L’agence de presse Mizan, affiliée au système judiciaire du régime iranien, a affirmé que l’intéressé était impliqué dans le meurtre de Mohammad Javad Bakhshian, un membre des forces répressives du régime dépêché sur place pour mater les manifestations. L’agence a soutenu que cet officier avait perdu la vie lors des manifestations du 8 janvier à Hamedan.
Selon les récits publiés par les médias d’État, les forces de l’ordre avaient été déployées dans la zone durant les manifestations et avaient affronté les manifestants. Ces médias affirment que le major Bakhshian s’est retrouvé isolé des autres officiers au cours des troubles et a subi de graves blessures après avoir été agressé par des manifestants. Il serait décédé après son transfert vers un hôpital.

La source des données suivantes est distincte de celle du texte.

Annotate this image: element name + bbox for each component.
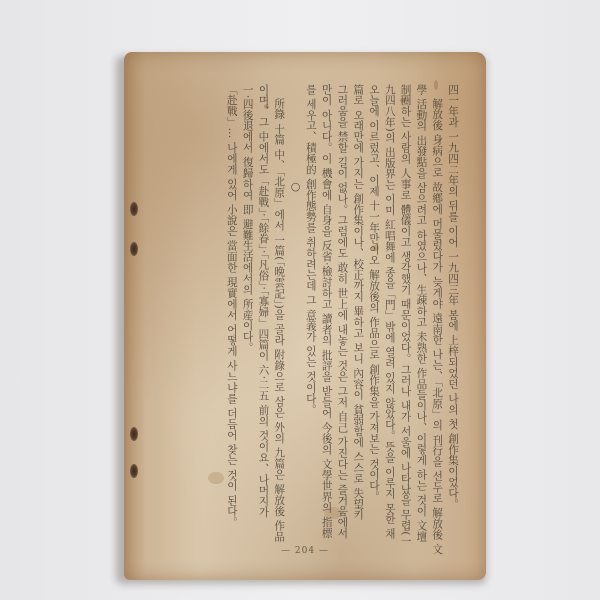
stain-spot [208, 472, 224, 484]
text-column: 를 세우고、積極的 創作態勢를 취하려는데 그 意義가 있는 것이다。 [302, 84, 318, 512]
text-column: 「赴戰」… 나에게 있어 小說은 當面한 現實에서 어떻게 사느냐를 더듬어 찾… [223, 84, 239, 512]
text-column: 이며、그 中에서도「赴戰」·「餘眷」·「凡俗」·「寡婦」四篇이 六·二五 前의 … [255, 84, 271, 512]
text-column: 解放後 身病으로 故鄕에 머물렀다가 늦게야 遠南한 나는、「北原」의 刊行을 … [428, 84, 444, 512]
text-column: 學 活動의 出發點을 삼으려고 하였으나、生疎하고 未熟한 作品들이나、이렇게 … [413, 84, 429, 512]
text-column: 四一年과 一九四二年의 뒤를 이어 一九四三年 봄에 上梓되었던 나의 첫 創作… [444, 84, 460, 512]
binding-hole [130, 242, 138, 256]
text-column: 一·四後退에서 復歸하여 即 避難生活에서의 所産이다。 [239, 84, 255, 512]
text-column: 그러움을 禁할 길이 없나。그럼에도 敢히 世上에 내놓는 것은 그저 自己 가… [334, 84, 350, 512]
page-number: — 204 — [124, 546, 486, 556]
text-column: 오늘에 이르렀고、이제 十一年만이오 解放後의 作品으로 創作集을 가져보는 것… [365, 84, 381, 512]
text-column: 篇로 오래만에 가지는 創作集이나、校正까지 畢하고 보니 內容이 貧弱함에 스… [349, 84, 365, 512]
binding-hole [130, 202, 138, 216]
text-column: 所錄 十篇 中、「北原」에서 一篇(「晩雲記」)을 골라 附錄으로 삼은 外의 … [270, 84, 286, 512]
photo-background: 四一年과 一九四二年의 뒤를 이어 一九四三年 봄에 上梓되었던 나의 첫 創作… [0, 0, 600, 600]
text-column: 九四八年)의 出版界는 이미 紅唱舞에 종을「門」밖에 열려 있지 않았다。뜻을… [381, 84, 397, 512]
binding-hole [130, 464, 138, 478]
book-page: 四一年과 一九四二年의 뒤를 이어 一九四三年 봄에 上梓되었던 나의 첫 創作… [124, 52, 486, 580]
text-column: 制圈하는 사람의 人事로 體儀이고 생각했기 때문이었다。그러나 내가 서울에 … [397, 84, 413, 512]
section-separator-circle: ○ [286, 84, 302, 512]
vertical-text-block: 四一年과 一九四二年의 뒤를 이어 一九四三年 봄에 上梓되었던 나의 첫 創作… [223, 84, 460, 512]
text-column: 만이 아니다。이 機會에 自身을 反省·檢討하고 讀者의 批評을 받들어 今後의… [318, 84, 334, 512]
binding-hole [130, 427, 138, 441]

Les médias d’État ont également affirmé que, suite à l’arrestation de Fathollah Avari, un couteau, un sweat-shirt à capuche taché de sang et une paire de chaussures — correspondant, selon eux, aux images des caméras de surveillance — avaient été découverts à son domicile.
L’exécution a été menée à bien en dépit des mises en garde répétées des organisations de défense des droits humains concernant la prononciation et l’application de peines de mort à l’encontre d’individus arrêtés lors de manifestations, ainsi que l’utilisation de chefs d’accusation tels que la « *moharebeh* » dans des affaires à caractère politique. Ces organisations ont appelé à la transparence des procédures judiciaires et au respect des normes internationales relatives aux droits de l’homme.